6 upvotes, 2 direct replies (showing 2)

View submission: Why did I build AmputatorBot?

View parent comment

Hey there, this is an interesting one:

The bot has marked that link as an amp link because it contained the string `amp.` (detention_cAMP.) . So that's a stupid but funny coincidence.

However, there are plenty of other ways the bot checks what is and isn't a false positive. It was determined that the link contained the HTML tag `rel` with attribute `canonical`. ~~This tag was specifically designed for AMP practices.~~ Basically, it (or rather has the value) points to the direct souce (which isn't using AMP). ~~So this tag being there is already weird.~~

Not every website with this attribute is using AMP, but every AMP page *is* (in theory) using the canonical attribute. If this attribute is missing, it's a false positive. But since it was there, it passed the first test.

The link also passed the second false-positives test: if the submitted is the same as the canonical one, it's either a false flag or badly implemented specs. But it wasn't the same, because of the last part of your link: `?smid=nytcore-ios-share` (yup). See how the bot removed that part?

Sorry about this. I genuinely thought the bot was 100% false flag proof this time. Welp guess not. Back to the drawing board it is.. Thx for letting me know haha!

Edit: removed the misinformation after a good comment of u/TheNominated!

Replies

Comment by TheNominated at 20/08/2019 at 16:01 UTC

6 upvotes, 1 direct replies

However, there are plenty of other ways the bot checks what is and isn't a false positive. It was determined that the link contained the HTML tag `rel` with attribute `canonical`. This tag was specifically designed for AMP practices. Basically, it (or rather has the value) points to the direct souce (which isn't using AMP). So this tag being there is already weird.
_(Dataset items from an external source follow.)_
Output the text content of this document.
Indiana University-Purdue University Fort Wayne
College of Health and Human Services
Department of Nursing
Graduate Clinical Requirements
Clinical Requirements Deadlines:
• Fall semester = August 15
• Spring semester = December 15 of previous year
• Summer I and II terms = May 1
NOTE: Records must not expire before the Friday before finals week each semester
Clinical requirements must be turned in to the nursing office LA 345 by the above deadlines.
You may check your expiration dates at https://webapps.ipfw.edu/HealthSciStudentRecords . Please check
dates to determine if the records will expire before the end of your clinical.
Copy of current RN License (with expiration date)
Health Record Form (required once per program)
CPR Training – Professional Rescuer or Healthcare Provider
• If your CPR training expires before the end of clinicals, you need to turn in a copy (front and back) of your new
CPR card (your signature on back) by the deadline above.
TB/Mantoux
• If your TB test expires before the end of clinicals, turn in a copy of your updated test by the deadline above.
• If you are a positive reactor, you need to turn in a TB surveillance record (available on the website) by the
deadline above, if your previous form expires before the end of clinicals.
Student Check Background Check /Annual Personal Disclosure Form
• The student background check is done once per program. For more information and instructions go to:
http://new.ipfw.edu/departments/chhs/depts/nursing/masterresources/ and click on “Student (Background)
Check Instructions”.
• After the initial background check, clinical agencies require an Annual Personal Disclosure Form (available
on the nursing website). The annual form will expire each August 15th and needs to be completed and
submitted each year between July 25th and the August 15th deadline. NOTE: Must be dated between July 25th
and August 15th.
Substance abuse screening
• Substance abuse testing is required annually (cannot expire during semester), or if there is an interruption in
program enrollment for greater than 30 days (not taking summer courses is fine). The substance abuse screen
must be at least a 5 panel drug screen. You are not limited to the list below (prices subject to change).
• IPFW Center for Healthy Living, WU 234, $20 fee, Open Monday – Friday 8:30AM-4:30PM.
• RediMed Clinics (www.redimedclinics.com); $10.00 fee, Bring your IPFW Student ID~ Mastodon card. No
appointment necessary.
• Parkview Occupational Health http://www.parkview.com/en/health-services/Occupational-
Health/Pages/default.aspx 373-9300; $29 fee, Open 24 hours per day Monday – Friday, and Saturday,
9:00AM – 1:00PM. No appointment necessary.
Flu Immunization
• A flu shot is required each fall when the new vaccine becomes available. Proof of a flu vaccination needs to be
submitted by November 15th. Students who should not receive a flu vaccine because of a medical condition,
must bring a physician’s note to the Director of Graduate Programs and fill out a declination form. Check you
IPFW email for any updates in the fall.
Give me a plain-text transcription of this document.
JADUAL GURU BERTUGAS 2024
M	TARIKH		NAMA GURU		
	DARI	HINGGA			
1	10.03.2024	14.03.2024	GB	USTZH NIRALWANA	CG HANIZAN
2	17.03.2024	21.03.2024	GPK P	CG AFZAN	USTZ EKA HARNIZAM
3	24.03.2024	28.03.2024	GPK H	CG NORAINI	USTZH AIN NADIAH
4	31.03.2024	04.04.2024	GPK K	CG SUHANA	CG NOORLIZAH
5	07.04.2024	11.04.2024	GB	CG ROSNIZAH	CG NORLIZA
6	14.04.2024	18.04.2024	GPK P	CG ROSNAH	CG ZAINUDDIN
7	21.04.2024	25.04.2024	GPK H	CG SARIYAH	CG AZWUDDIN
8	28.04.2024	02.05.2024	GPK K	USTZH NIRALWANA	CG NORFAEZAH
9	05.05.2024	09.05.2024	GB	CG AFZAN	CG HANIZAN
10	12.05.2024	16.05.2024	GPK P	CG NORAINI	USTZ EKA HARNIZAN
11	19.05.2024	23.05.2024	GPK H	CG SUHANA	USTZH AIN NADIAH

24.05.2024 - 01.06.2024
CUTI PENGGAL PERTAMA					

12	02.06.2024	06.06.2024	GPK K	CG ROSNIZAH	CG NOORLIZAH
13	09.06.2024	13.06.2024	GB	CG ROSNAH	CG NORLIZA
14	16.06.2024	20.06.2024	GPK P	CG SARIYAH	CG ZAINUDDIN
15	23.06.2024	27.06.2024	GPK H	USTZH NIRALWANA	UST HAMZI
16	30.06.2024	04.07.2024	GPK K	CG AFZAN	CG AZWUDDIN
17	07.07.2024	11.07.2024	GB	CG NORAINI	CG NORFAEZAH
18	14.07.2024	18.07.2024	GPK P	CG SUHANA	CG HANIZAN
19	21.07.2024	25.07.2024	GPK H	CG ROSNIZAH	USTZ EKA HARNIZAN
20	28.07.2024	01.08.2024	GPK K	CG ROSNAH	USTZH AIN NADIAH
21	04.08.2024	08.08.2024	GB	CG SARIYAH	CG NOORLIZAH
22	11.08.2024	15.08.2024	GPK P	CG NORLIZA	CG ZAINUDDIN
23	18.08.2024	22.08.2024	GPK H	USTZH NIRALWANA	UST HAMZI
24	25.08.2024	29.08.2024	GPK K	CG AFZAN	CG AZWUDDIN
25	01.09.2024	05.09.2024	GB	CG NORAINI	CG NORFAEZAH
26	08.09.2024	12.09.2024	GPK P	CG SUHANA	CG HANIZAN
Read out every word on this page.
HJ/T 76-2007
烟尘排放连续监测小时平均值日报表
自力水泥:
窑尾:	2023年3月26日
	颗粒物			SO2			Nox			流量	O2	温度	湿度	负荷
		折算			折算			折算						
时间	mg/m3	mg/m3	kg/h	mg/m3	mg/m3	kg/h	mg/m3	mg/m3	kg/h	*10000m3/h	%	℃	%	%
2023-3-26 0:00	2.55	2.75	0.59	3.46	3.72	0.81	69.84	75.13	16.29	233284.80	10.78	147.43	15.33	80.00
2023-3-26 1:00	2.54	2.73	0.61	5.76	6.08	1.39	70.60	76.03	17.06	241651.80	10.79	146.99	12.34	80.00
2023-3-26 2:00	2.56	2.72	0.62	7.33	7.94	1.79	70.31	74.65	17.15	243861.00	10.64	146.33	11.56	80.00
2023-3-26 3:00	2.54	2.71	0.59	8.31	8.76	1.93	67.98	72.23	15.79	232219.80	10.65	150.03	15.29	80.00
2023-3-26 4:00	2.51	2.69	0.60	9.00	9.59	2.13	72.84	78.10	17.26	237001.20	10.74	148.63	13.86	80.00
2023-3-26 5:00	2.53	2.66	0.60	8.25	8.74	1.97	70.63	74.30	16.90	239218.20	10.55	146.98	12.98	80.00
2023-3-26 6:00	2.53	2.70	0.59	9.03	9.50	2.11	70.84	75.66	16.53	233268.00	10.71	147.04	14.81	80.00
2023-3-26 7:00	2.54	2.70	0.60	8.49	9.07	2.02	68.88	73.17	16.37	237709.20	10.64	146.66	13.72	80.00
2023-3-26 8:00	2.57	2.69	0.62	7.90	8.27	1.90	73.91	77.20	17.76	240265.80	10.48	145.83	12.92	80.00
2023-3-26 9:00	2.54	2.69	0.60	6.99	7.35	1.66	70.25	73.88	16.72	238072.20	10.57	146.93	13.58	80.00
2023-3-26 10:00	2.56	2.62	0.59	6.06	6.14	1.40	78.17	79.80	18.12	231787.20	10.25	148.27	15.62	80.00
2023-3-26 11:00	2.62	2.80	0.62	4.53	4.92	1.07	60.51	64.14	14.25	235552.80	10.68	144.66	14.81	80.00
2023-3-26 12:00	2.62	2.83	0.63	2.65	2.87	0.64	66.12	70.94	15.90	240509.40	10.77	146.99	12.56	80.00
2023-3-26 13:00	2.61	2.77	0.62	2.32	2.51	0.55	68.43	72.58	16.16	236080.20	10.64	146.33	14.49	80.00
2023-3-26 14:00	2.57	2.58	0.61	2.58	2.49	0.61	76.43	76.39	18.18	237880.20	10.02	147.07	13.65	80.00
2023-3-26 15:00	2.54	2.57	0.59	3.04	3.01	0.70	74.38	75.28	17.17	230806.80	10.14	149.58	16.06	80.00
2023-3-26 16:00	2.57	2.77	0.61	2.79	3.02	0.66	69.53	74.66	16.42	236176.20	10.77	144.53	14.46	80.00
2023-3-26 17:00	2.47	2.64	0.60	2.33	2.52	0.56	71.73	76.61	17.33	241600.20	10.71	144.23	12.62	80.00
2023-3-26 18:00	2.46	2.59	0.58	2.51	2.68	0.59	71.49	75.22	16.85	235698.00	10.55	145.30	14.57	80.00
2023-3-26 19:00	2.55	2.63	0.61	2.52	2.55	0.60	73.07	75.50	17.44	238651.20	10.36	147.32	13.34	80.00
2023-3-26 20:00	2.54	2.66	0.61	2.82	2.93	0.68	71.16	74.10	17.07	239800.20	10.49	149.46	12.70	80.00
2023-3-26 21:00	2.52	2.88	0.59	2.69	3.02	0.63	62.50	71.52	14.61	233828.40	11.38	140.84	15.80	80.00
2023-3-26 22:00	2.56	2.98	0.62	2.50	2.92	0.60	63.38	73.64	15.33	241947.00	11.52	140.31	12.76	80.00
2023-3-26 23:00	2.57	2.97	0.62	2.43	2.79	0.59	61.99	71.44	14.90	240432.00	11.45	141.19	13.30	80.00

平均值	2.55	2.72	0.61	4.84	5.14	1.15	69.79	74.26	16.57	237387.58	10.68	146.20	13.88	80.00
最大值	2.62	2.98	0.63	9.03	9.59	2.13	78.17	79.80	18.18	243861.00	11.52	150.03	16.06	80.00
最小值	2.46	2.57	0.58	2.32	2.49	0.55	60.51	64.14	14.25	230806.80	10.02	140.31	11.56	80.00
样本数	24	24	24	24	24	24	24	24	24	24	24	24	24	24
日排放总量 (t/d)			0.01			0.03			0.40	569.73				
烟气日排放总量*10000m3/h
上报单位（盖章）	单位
I think you're a bit mistaken on this point. The canonical attribute was conceived years before AMP became a thing, to signal the "single source of truth" to search engines, in the event that there are multiple URLs with the same content. While it does play well with AMPs, they have other, more important uses, and you definitely cannot deduce that a site is using AMP using that attribute.

Comment by femtoaggression at 15/08/2019 at 21:59 UTC

4 upvotes, 0 direct replies

No worries dude, I work in software and there’s always edge cases. Glad I could help.